Yeah, they really weren't afraid to do that. Exar Kun, Revan, Ulic Qel-Droma, ect... Siri was just the latest in a very long line.
"I beg to differ."
"Then differ, I don't care," she said dismissively, "Now get up and out of my bed."
Obi-Wan did, and she laid down, staring up at the ceiling silently.
"Do you mind, if I tell the council what you told me about the mission with Tally?" he asked.
She scoffed. "You're their interrogator, you're going to tell them anyway."
"I am not," he said firmly, "I will only tell them things you give me permission to, or that have immediate dire consequences."
She rolled her eyes. "You're going to pull Good Jedi Bad Jedi on me? Really?"
"I'm not pulling anything Siri, I mean it," he said again, and her eyes washed over him. There was not a hint of lying, but a Jedi's calm facade would allow him to hide that. Not to mention she didn't have the Force to sense for a lie, still...
"Even if I believed that," she drawled, "This is an advanced prison cell for dangerous Force Sensitive. If there aren't cameras and microphones in it, I might die of shock."
At that, Obi-Wan blanked. "Oh. That... might be a good point. I'll bring it up, and if there are any microphones, have them removed. I doubt they'd agree to removing cameras though."
She scoffed. "Right, sure. Even if by chance you are telling the truth, the Council won't allow that."
Obi-Wan shrugged. "We'll see."
They lapsed into silence, Siri pursing her lips and just staring up at the ceiling. Force, she wished Zannah was here to chat with at least. Then again... would a Holocron even work in a Force Suppressant Cell? That was a logic conundrum to think about...

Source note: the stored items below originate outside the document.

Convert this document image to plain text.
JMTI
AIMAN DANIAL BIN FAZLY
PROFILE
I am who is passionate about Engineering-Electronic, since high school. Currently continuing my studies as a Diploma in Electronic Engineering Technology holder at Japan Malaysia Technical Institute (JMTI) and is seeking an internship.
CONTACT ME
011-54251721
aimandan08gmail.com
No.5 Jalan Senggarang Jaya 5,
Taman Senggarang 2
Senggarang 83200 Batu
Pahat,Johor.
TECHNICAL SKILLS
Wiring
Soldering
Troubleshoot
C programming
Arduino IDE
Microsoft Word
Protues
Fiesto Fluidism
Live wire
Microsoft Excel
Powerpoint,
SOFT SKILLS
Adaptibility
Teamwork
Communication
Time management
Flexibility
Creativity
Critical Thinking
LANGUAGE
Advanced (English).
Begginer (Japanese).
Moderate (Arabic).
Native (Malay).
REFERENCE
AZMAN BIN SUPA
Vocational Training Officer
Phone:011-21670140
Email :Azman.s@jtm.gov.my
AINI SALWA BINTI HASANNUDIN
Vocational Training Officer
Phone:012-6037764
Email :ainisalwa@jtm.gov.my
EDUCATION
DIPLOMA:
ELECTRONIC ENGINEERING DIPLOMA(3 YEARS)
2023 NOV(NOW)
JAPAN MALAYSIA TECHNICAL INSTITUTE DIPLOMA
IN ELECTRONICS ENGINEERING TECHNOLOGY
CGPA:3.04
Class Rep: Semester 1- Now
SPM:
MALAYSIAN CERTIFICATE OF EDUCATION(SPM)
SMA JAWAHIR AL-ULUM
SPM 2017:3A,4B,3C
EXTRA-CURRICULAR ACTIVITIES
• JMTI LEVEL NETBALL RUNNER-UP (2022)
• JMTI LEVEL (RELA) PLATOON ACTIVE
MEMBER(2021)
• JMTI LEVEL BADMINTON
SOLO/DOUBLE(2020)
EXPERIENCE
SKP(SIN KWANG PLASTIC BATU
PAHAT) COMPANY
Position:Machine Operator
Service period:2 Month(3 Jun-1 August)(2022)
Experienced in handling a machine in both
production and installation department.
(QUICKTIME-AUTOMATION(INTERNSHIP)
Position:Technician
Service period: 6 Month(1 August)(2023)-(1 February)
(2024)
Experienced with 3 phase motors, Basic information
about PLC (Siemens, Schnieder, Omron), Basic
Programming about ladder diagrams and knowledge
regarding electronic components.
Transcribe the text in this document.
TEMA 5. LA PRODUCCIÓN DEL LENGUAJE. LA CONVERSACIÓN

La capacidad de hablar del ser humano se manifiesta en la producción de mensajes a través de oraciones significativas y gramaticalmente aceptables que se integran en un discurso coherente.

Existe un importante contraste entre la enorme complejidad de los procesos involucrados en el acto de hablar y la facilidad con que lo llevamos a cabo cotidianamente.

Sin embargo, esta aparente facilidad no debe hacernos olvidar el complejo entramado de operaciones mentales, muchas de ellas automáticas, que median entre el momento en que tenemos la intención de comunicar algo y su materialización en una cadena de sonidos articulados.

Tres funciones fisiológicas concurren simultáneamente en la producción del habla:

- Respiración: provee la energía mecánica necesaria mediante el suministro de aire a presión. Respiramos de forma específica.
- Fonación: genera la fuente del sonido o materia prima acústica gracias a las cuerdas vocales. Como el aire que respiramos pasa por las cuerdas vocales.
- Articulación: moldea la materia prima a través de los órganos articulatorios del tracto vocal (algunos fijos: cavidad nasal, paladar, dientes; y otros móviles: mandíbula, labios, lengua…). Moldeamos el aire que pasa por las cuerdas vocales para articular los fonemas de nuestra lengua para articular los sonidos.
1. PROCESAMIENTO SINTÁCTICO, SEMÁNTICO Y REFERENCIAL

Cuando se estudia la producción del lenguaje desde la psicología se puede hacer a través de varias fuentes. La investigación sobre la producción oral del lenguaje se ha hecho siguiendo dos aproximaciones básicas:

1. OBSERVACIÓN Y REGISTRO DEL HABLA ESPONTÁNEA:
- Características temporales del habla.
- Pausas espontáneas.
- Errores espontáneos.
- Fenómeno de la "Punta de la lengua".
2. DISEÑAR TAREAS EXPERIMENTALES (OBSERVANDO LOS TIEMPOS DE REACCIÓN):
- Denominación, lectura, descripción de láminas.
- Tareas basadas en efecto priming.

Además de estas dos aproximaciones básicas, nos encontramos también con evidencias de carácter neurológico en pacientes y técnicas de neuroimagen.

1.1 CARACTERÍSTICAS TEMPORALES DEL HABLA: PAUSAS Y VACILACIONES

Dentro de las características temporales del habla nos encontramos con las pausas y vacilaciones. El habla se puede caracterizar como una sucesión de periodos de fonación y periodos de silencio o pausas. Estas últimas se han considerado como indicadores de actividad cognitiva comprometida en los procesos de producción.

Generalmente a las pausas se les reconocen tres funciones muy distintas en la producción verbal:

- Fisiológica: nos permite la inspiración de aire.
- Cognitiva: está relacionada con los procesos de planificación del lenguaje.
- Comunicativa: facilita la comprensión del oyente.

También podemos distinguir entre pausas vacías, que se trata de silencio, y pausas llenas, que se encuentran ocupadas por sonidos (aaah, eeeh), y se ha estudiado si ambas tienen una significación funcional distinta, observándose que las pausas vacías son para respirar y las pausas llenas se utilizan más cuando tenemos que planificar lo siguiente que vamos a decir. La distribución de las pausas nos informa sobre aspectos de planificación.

"So... what happened next?"
Siri sighed. "Go away Obi-Wan."
"Maybe later," he answered, sitting down against the opposing wall, "If you don't want to talk about your past, I can bring you up to speed on whats happened here at home."
"Oh joy, Jedi gossip and the Temple rumor mill," drawled Siri, glancing over at him.
And seeing a flash of... something, pain, irritation, resignation. "Yes, the rumor mill."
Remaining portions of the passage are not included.